Les pouvoirs publics investissent d’autre part dans les services d’intérêt général afin d’améliorer les performances globales du secteur. Quelque 106 milliard USD ont été consacrés chaque année à ces services, soit environ 12.6 % de l’ensemble du soutien positif à l’agriculture, une proportion en recul par rapport aux 16 % relevés entre 2000 et 2002. La recherche et l’innovation agricoles, les services de contrôle et d’inspection et l’infrastructure agricole (dont la moitié liée à l’irrigation) sont des domaines clés et ont reçu respectivement 23 %, 8 % et 48 % des sommes ainsi investies. Les dépenses consacrées aux services d’intérêt général ont elles aussi diminué en proportion de la taille du secteur agricole : en 2021‑23, elles représentaient en effet à peine 2.3 % de la valeur de la production agricole, contre 4.7 % au début des années 2000. Les dépenses estimées destinées à la recherche et à l’innovation, en particulier, sont passées de 0.9 % à 0.5 % de la valeur de la production. Ces évolutions risquent de ralentir les progrès en matière de croissance durable de la productivité.
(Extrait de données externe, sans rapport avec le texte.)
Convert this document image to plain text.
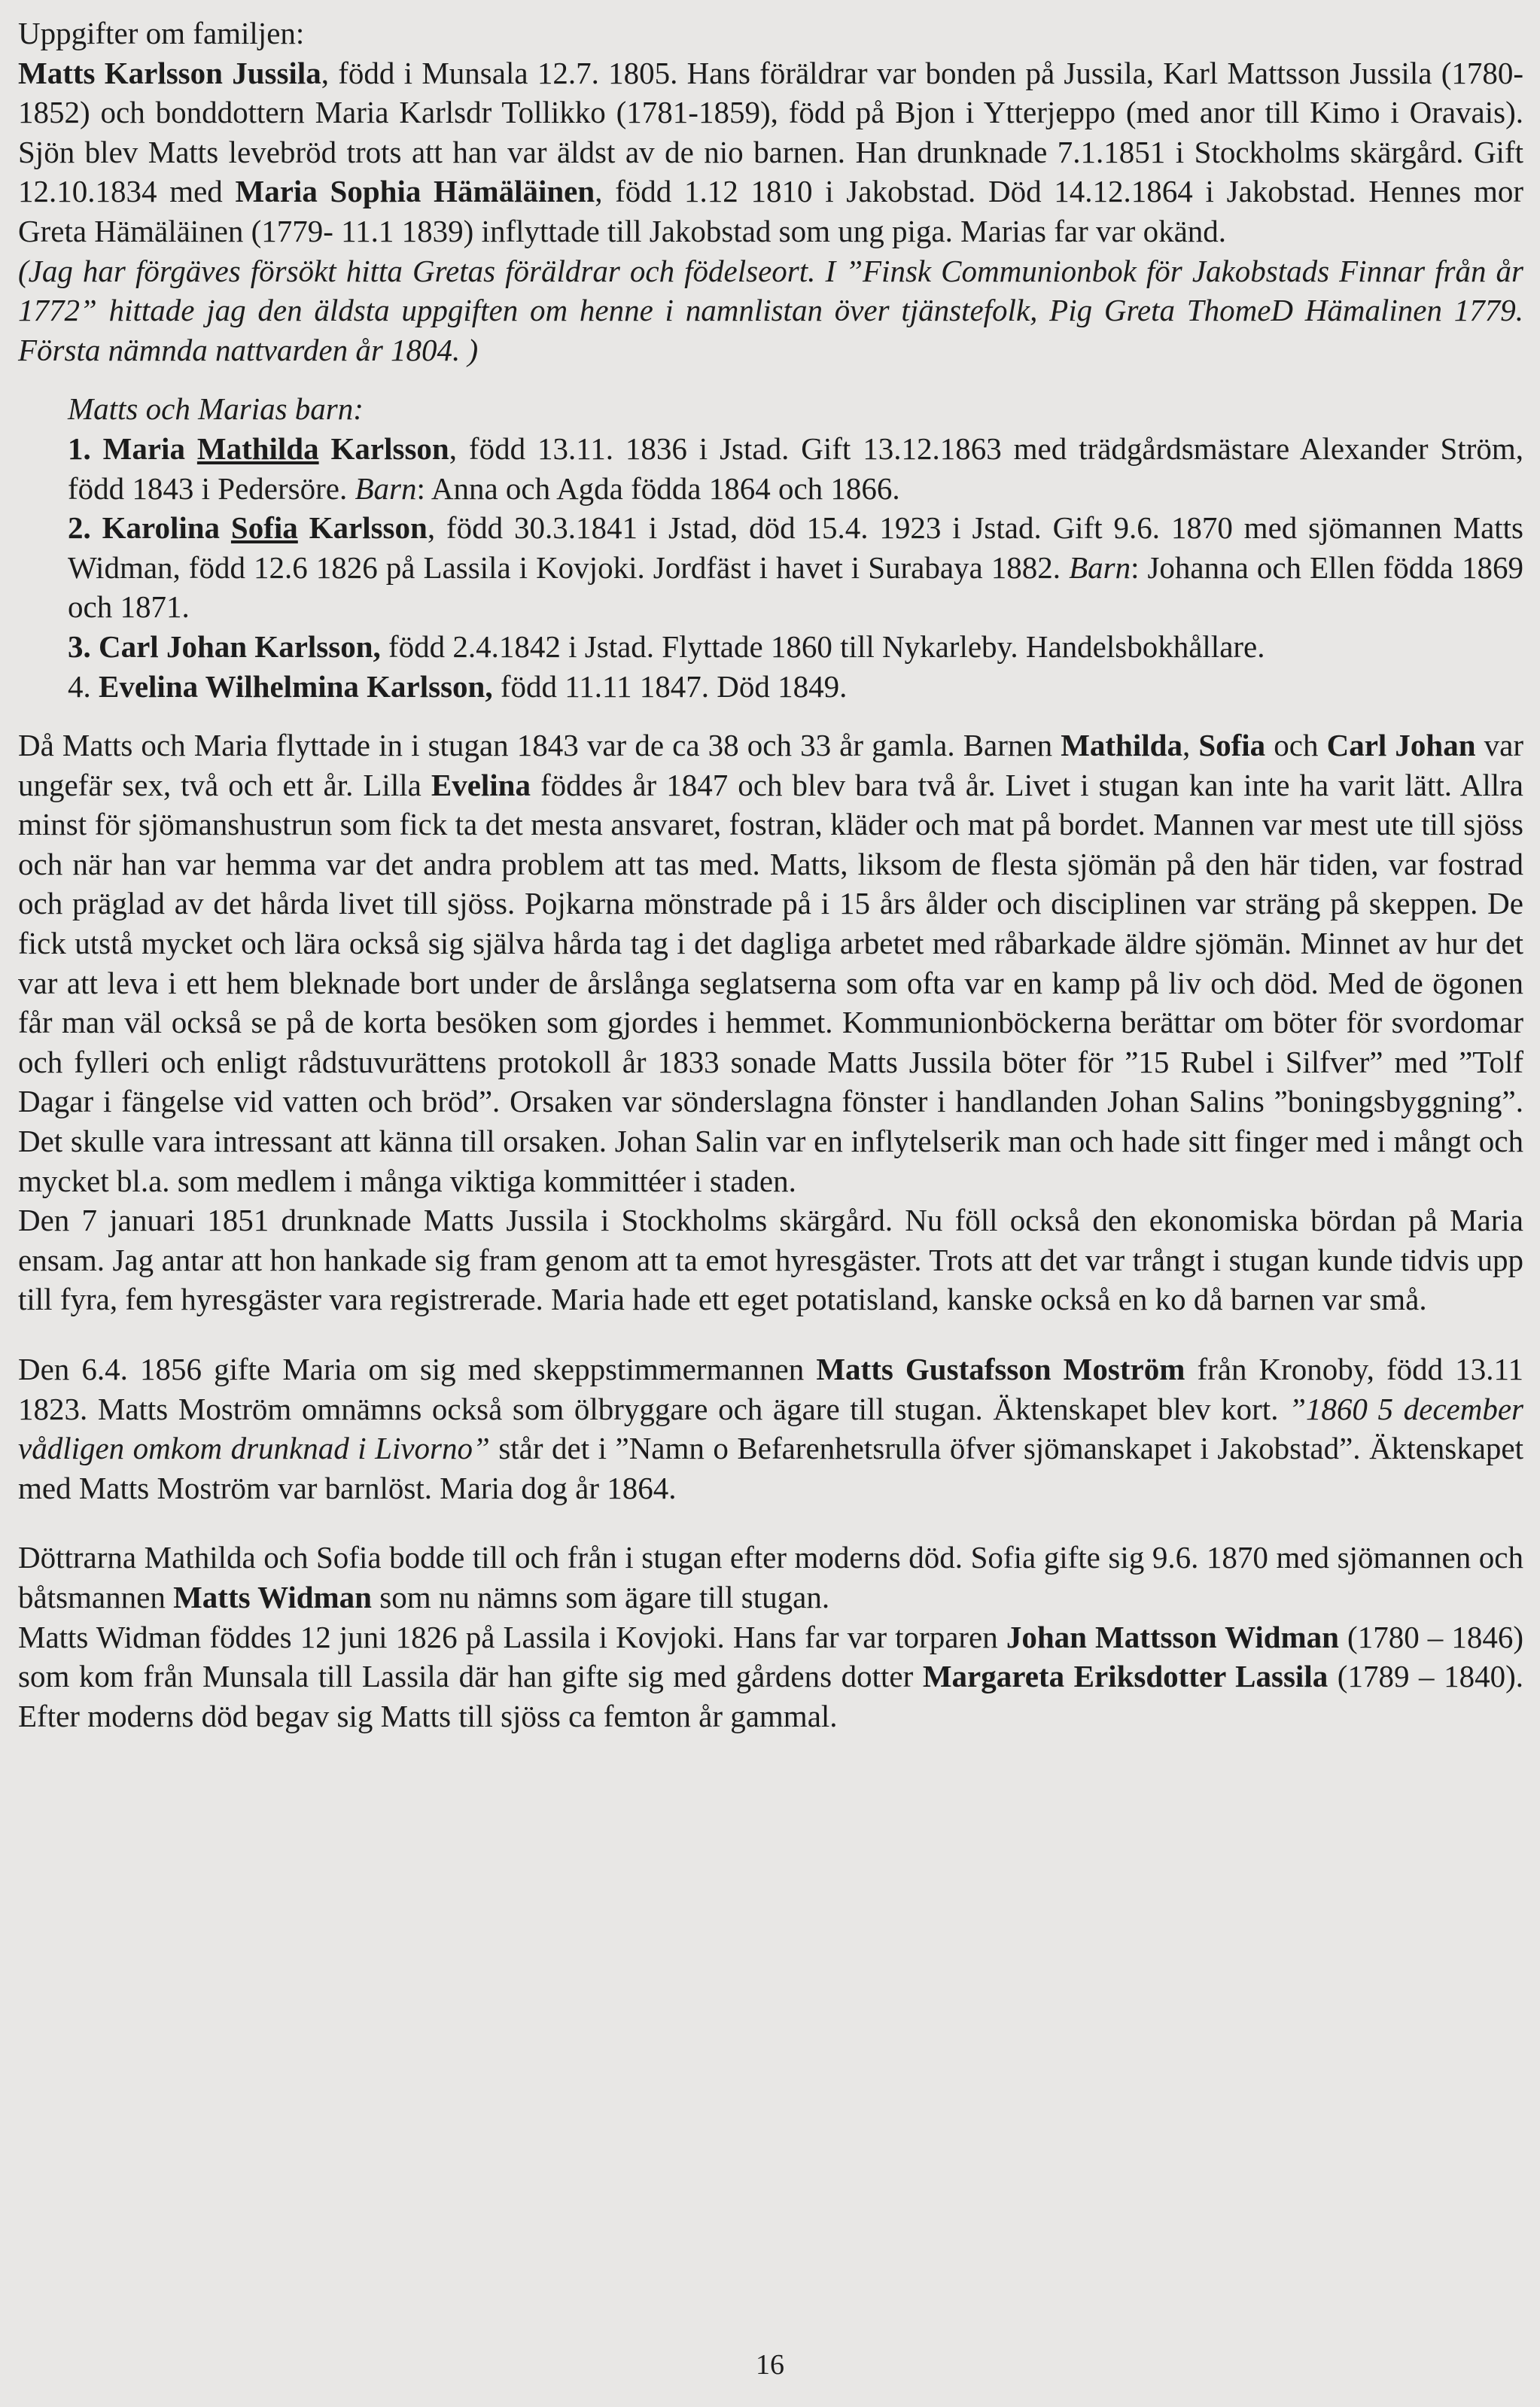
Uppgifter om familjen:

Matts Karlsson Jussila, född i Munsala 12.7. 1805. Hans föräldrar var bonden på Jussila, Karl Mattsson Jussila (1780-1852) och bonddottern Maria Karlsdr Tollikko (1781-1859), född på Bjon i Ytterjeppo (med anor till Kimo i Oravais). Sjön blev Matts levebröd trots att han var äldst av de nio barnen. Han drunknade 7.1.1851 i Stockholms skärgård. Gift 12.10.1834 med Maria Sophia Hämäläinen, född 1.12 1810 i Jakobstad. Död 14.12.1864 i Jakobstad. Hennes mor Greta Hämäläinen (1779- 11.1 1839) inflyttade till Jakobstad som ung piga. Marias far var okänd.

(Jag har förgäves försökt hitta Gretas föräldrar och födelseort. I ”Finsk Communionbok för Jakobstads Finnar från år 1772” hittade jag den äldsta uppgiften om henne i namnlistan över tjänstefolk, Pig Greta ThomeD Hämalinen 1779. Första nämnda nattvarden år 1804. )

Matts och Marias barn:

1. Maria Mathilda Karlsson, född 13.11. 1836 i Jstad. Gift 13.12.1863 med trädgårdsmästare Alexander Ström, född 1843 i Pedersöre. Barn: Anna och Agda födda 1864 och 1866.

2. Karolina Sofia Karlsson, född 30.3.1841 i Jstad, död 15.4. 1923 i Jstad. Gift 9.6. 1870 med sjömannen Matts Widman, född 12.6 1826 på Lassila i Kovjoki. Jordfäst i havet i Surabaya 1882. Barn: Johanna och Ellen födda 1869 och 1871.

3. Carl Johan Karlsson, född 2.4.1842 i Jstad. Flyttade 1860 till Nykarleby. Handelsbokhållare.

4. Evelina Wilhelmina Karlsson, född 11.11 1847. Död 1849.

Då Matts och Maria flyttade in i stugan 1843 var de ca 38 och 33 år gamla. Barnen Mathilda, Sofia och Carl Johan var ungefär sex, två och ett år. Lilla Evelina föddes år 1847 och blev bara två år. Livet i stugan kan inte ha varit lätt. Allra minst för sjömanshustrun som fick ta det mesta ansvaret, fostran, kläder och mat på bordet. Mannen var mest ute till sjöss och när han var hemma var det andra problem att tas med. Matts, liksom de flesta sjömän på den här tiden, var fostrad och präglad av det hårda livet till sjöss. Pojkarna mönstrade på i 15 års ålder och disciplinen var sträng på skeppen. De fick utstå mycket och lära också sig själva hårda tag i det dagliga arbetet med råbarkade äldre sjömän. Minnet av hur det var att leva i ett hem bleknade bort under de årslånga seglatserna som ofta var en kamp på liv och död. Med de ögonen får man väl också se på de korta besöken som gjordes i hemmet. Kommunionböckerna berättar om böter för svordomar och fylleri och enligt rådstuvurättens protokoll år 1833 sonade Matts Jussila böter för ”15 Rubel i Silfver” med ”Tolf Dagar i fängelse vid vatten och bröd”. Orsaken var sönderslagna fönster i handlanden Johan Salins ”boningsbyggning”. Det skulle vara intressant att känna till orsaken. Johan Salin var en inflytelserik man och hade sitt finger med i mångt och mycket bl.a. som medlem i många viktiga kommittéer i staden.

Den 7 januari 1851 drunknade Matts Jussila i Stockholms skärgård. Nu föll också den ekonomiska bördan på Maria ensam. Jag antar att hon hankade sig fram genom att ta emot hyresgäster. Trots att det var trångt i stugan kunde tidvis upp till fyra, fem hyresgäster vara registrerade. Maria hade ett eget potatisland, kanske också en ko då barnen var små.

Den 6.4. 1856 gifte Maria om sig med skeppstimmermannen Matts Gustafsson Moström från Kronoby, född 13.11 1823. Matts Moström omnämns också som ölbryggare och ägare till stugan. Äktenskapet blev kort. ”1860 5 december vådligen omkom drunknad i Livorno” står det i ”Namn o Befarenhetsrulla öfver sjömanskapet i Jakobstad”. Äktenskapet med Matts Moström var barnlöst. Maria dog år 1864.

Döttrarna Mathilda och Sofia bodde till och från i stugan efter moderns död. Sofia gifte sig 9.6. 1870 med sjömannen och båtsmannen Matts Widman som nu nämns som ägare till stugan.

Matts Widman föddes 12 juni 1826 på Lassila i Kovjoki. Hans far var torparen Johan Mattsson Widman (1780 – 1846) som kom från Munsala till Lassila där han gifte sig med gårdens dotter Margareta Eriksdotter Lassila (1789 – 1840). Efter moderns död begav sig Matts till sjöss ca femton år gammal.

16
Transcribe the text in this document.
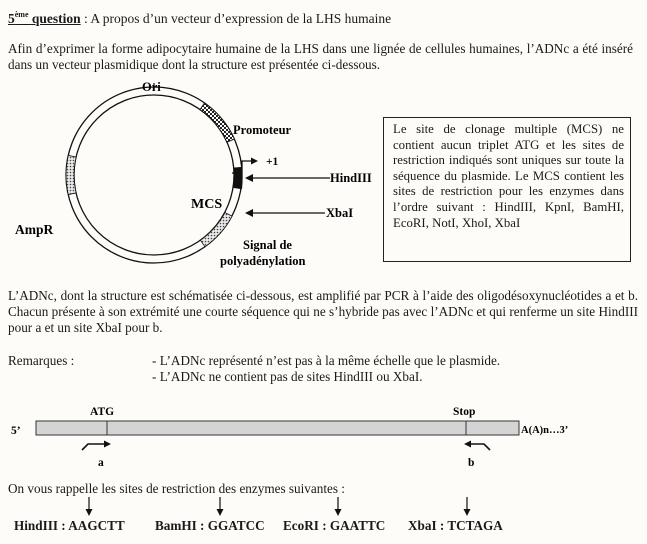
5ème question : A propos d’un vecteur d’expression de la LHS humaine
Afin d’exprimer la forme adipocytaire humaine de la LHS dans une lignée de cellules humaines, l’ADNc a été inséré dans un vecteur plasmidique dont la structure est présentée ci-dessous.
Ori
Promoteur
+1
HindIII
MCS
XbaI
AmpR
Signal de
polyadénylation
Le site de clonage multiple (MCS) ne contient aucun triplet ATG et les sites de restriction indiqués sont uniques sur toute la séquence du plasmide. Le MCS contient les sites de restriction pour les enzymes dans l’ordre suivant : HindIII, KpnI, BamHI, EcoRI, NotI, XhoI, XbaI
L’ADNc, dont la structure est schématisée ci-dessous, est amplifié par PCR à l’aide des oligodésoxynucléotides a et b. Chacun présente à son extrémité une courte séquence qui ne s’hybride pas avec l’ADNc et qui renferme un site HindIII pour a et un site XbaI pour b.
Remarques :	- L’ADNc représenté n’est pas à la même échelle que le plasmide.
- L’ADNc ne contient pas de sites HindIII ou XbaI.
5’
ATG	Stop
A(A)n…3’
a	b
On vous rappelle les sites de restriction des enzymes suivantes :
HindIII : AAGCTT BamHI : GGATCC EcoRI : GAATTC XbaI : TCTAGA
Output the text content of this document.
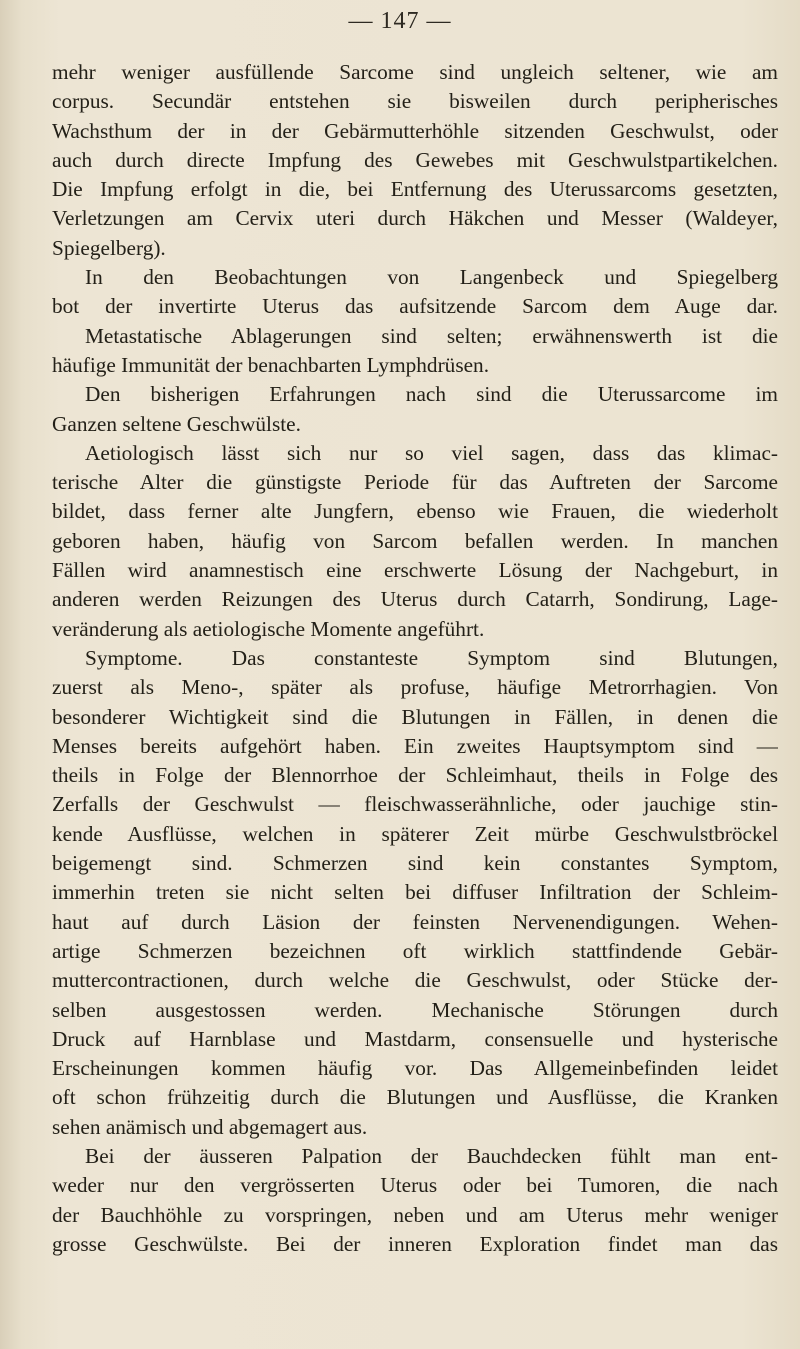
— 147 —
mehr weniger ausfüllende Sarcome sind ungleich seltener, wie am
corpus. Secundär entstehen sie bisweilen durch peripherisches
Wachsthum der in der Gebärmutterhöhle sitzenden Geschwulst, oder
auch durch directe Impfung des Gewebes mit Geschwulstpartikelchen.
Die Impfung erfolgt in die, bei Entfernung des Uterussarcoms gesetzten,
Verletzungen am Cervix uteri durch Häkchen und Messer (Waldeyer,
Spiegelberg).
In den Beobachtungen von Langenbeck und Spiegelberg
bot der invertirte Uterus das aufsitzende Sarcom dem Auge dar.
Metastatische Ablagerungen sind selten; erwähnenswerth ist die
häufige Immunität der benachbarten Lymphdrüsen.
Den bisherigen Erfahrungen nach sind die Uterussarcome im
Ganzen seltene Geschwülste.
Aetiologisch lässt sich nur so viel sagen, dass das klimac-
terische Alter die günstigste Periode für das Auftreten der Sarcome
bildet, dass ferner alte Jungfern, ebenso wie Frauen, die wiederholt
geboren haben, häufig von Sarcom befallen werden. In manchen
Fällen wird anamnestisch eine erschwerte Lösung der Nachgeburt, in
anderen werden Reizungen des Uterus durch Catarrh, Sondirung, Lage-
veränderung als aetiologische Momente angeführt.
Symptome. Das constanteste Symptom sind Blutungen,
zuerst als Meno-, später als profuse, häufige Metrorrhagien. Von
besonderer Wichtigkeit sind die Blutungen in Fällen, in denen die
Menses bereits aufgehört haben. Ein zweites Hauptsymptom sind —
theils in Folge der Blennorrhoe der Schleimhaut, theils in Folge des
Zerfalls der Geschwulst — fleischwasserähnliche, oder jauchige stin-
kende Ausflüsse, welchen in späterer Zeit mürbe Geschwulstbröckel
beigemengt sind. Schmerzen sind kein constantes Symptom,
immerhin treten sie nicht selten bei diffuser Infiltration der Schleim-
haut auf durch Läsion der feinsten Nervenendigungen. Wehen-
artige Schmerzen bezeichnen oft wirklich stattfindende Gebär-
muttercontractionen, durch welche die Geschwulst, oder Stücke der-
selben ausgestossen werden. Mechanische Störungen durch
Druck auf Harnblase und Mastdarm, consensuelle und hysterische
Erscheinungen kommen häufig vor. Das Allgemeinbefinden leidet
oft schon frühzeitig durch die Blutungen und Ausflüsse, die Kranken
sehen anämisch und abgemagert aus.
Bei der äusseren Palpation der Bauchdecken fühlt man ent-
weder nur den vergrösserten Uterus oder bei Tumoren, die nach
der Bauchhöhle zu vorspringen, neben und am Uterus mehr weniger
grosse Geschwülste. Bei der inneren Exploration findet man das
Enfin, les consommateurs et les transformateurs industriels1 de produits agricoles ont bénéficié de mesures de soutien budgétaire qui ont représenté en moyenne 107 milliards USD par an entre 2021 et 2023. Parallèlement, les prix élevés qui découlent des politiques de prix en place dans de nombreux pays ont représenté une taxe implicite sur la consommation. En tout, les consommateurs des 54 pays étudiés ont ainsi été taxés à hauteur de 138 milliards USD, ce qui représente 3 % de leurs dépenses (mesurées aux prix de départ de l’exploitation) et alourdit le coût de la vie.